Another interesting feature of the dance is that it is only performed by males of the “Damai” community of the region. People in the damai community have customarily chosen tailoring as their profession. Theirs is among the indigenous and backward communities of Nepal.
The five traditional instruments used in the performances are also unique to the region and only local dancers know how to play them.
While they take tailor as their preferred profession, their dance is very significant to the region as it is performed in several auspicious occasions such as marriage, birth of a baby boy, festivals, worship and to welcome a distinguished visitor to the region.
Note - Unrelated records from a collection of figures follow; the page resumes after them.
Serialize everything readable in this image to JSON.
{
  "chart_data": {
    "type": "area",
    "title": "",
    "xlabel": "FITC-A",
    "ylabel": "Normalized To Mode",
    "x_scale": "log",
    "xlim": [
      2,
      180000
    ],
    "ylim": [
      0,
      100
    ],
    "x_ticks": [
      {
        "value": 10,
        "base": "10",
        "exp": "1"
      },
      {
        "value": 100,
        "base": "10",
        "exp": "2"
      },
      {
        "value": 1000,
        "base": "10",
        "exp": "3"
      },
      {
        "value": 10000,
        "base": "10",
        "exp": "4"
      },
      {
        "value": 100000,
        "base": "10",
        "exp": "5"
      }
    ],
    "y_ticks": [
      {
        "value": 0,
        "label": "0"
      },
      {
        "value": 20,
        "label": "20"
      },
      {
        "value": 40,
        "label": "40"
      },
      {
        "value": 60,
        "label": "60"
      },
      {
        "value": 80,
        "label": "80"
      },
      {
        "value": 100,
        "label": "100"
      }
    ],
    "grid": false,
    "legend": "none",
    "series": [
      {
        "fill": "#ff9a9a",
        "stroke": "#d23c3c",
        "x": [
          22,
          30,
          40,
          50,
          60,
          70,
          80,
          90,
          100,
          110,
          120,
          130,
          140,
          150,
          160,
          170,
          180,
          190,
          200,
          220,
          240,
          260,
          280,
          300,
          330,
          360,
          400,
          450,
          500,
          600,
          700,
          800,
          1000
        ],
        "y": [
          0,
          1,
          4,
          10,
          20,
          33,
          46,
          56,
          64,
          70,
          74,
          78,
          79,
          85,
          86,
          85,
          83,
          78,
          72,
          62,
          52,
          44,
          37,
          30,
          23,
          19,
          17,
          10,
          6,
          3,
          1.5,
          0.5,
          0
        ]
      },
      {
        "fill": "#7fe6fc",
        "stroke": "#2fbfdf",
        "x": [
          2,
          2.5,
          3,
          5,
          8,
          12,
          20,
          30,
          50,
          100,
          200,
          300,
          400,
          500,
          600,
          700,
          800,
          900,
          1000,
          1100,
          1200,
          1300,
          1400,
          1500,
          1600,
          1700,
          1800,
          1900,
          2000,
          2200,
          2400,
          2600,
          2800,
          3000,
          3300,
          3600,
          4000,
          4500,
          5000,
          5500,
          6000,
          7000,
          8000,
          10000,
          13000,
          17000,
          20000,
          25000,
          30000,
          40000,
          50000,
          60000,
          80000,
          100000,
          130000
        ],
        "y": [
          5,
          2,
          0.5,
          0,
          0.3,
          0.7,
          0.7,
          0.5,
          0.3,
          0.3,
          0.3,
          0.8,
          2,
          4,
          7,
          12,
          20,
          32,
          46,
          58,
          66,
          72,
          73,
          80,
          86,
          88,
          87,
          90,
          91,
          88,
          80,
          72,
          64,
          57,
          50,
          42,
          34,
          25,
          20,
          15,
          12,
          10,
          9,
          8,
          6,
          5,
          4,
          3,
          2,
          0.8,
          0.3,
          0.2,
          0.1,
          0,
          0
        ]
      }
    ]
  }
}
During such performaces, they collect money from the audience as their extra income.
Jaya Bahadur Pariyar, the 79-year-old leading performer, told Xinhua that he learnt the dance from his forefathers at a very young age.
Although he doesn’t have a clear idea about when the tradition began in his community and why only males are allowed to dance, he believes it was God’s idea.
“I believe God assigned us to do it and therefore, we are doing it,” Pariyar said, adding that it is both difficult and disrespectful for women to carry the instruments and to dance in front of others.
During his lifetime as a performer, Praiyar said he has performed on many important occasions including ceremonies for the former kings and monarchs of the country.
“I have also received award and recognition for my performances, ” he said proudly.
As a tradition, the dance is handed down to other male members of the family. All his sons can perform the dance.
He has also taught the dance to his grandsons. But unfornately, the dance makes his grandsons feel embarrassed rather than proud.
Sanu Pariyar, 18, the youngest of the Pariyar family, has also learnt the dance and often performs with the rest of the male. However, he says that the dancing makes him shy.
“I do enjoy the dance and I like and respect it too, but I am not very comfortable to do it in front of everyone,” the junior Pariyar told Xinhua.
Pariyar plans to leave his village for the cities to seek a better future for himself.
The senior Pariyars are disheartened as the younger generation keeps a respectful distance from their honored tradition, but they believe that Sanu Pariyar’s decision to go out of the village will help uplift their community.
Meanwhile, only a handful of people can perform the dance and carry forward the tradition.
Subha Shrestha, a cultural activist, told Xinhua that such traditions should be passed on and preserved.
“Karnali is a very remote region of Nepal. It does not have easy access to other parts of the world. And therefore, the culture and tradition of those places are hidden,” Shrestha said.
“The Damai dance is one of the unique dances of Nepal and if it is rightly portrayed, it can be a heritage,” said Shrestha.